Je veux dire que les enfilades de phrases qu’il pulvérisait à la ronde ne contenaient aucune substance. Des redondances ampoulées, des apostrophes d’un lyrisme banal, d’interminables périodes d’un sentimentalisme blafard. Ni une idée pratique, ni un raisonnement enchaîné.
M. Sangnier traitait de politique, science qui, plus que toutes, exige des connaissances précises au service d’une intelligence positive.

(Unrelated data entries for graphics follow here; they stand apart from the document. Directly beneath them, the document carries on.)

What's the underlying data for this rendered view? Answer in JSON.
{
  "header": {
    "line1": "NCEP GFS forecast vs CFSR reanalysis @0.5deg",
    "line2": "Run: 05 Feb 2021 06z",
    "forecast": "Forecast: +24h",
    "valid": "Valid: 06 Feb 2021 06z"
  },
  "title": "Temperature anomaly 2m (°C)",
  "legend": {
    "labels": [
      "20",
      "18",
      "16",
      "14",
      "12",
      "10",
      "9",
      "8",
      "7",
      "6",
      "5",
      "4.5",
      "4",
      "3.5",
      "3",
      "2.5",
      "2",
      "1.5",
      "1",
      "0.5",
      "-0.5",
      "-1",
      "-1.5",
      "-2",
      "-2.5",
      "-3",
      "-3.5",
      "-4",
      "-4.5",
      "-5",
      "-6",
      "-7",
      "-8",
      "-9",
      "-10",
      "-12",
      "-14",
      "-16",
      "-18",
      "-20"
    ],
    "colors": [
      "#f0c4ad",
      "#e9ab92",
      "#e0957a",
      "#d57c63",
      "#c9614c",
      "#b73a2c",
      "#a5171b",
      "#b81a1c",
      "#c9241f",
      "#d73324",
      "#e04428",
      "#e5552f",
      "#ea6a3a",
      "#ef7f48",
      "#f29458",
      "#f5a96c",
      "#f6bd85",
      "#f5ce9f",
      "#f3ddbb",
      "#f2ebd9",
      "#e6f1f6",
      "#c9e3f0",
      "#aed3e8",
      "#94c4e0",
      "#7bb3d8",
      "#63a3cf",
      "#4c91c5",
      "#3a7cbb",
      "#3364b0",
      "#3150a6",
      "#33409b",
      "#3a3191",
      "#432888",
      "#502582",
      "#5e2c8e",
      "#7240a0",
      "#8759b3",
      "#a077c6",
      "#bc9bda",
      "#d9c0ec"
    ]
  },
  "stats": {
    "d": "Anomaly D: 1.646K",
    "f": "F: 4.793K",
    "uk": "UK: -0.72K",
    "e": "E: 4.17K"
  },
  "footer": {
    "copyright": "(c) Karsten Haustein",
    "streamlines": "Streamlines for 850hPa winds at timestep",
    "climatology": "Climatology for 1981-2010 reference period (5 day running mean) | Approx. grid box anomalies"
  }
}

Ici, pas même le semblant de ces qualités. On avait la sensation d’être plongé dans un bain d’eau tiède et trouble où ondulaient, avec trop de souplesse, des anguilles suspectes…
A la sortie, la dame agitée ne manqua pas de me demander fébrilement mon opinion.
Je répondis : — Ma foi, je pense de M. Sangnier ce que Danton disait de Robespierre.
— Et qu’en disait-il donc ?
— Excusez-moi, je n’ose répéter le propos. Vous savez, il n’est pas très élégant.
— Cela ne fait rien !… Répétez tout de même.
— Eh bien ! il disait… encore un coup, excusez-moi… il disait : « Ce bougre-là ne serait pas fichu de faire cuire un œuf ! »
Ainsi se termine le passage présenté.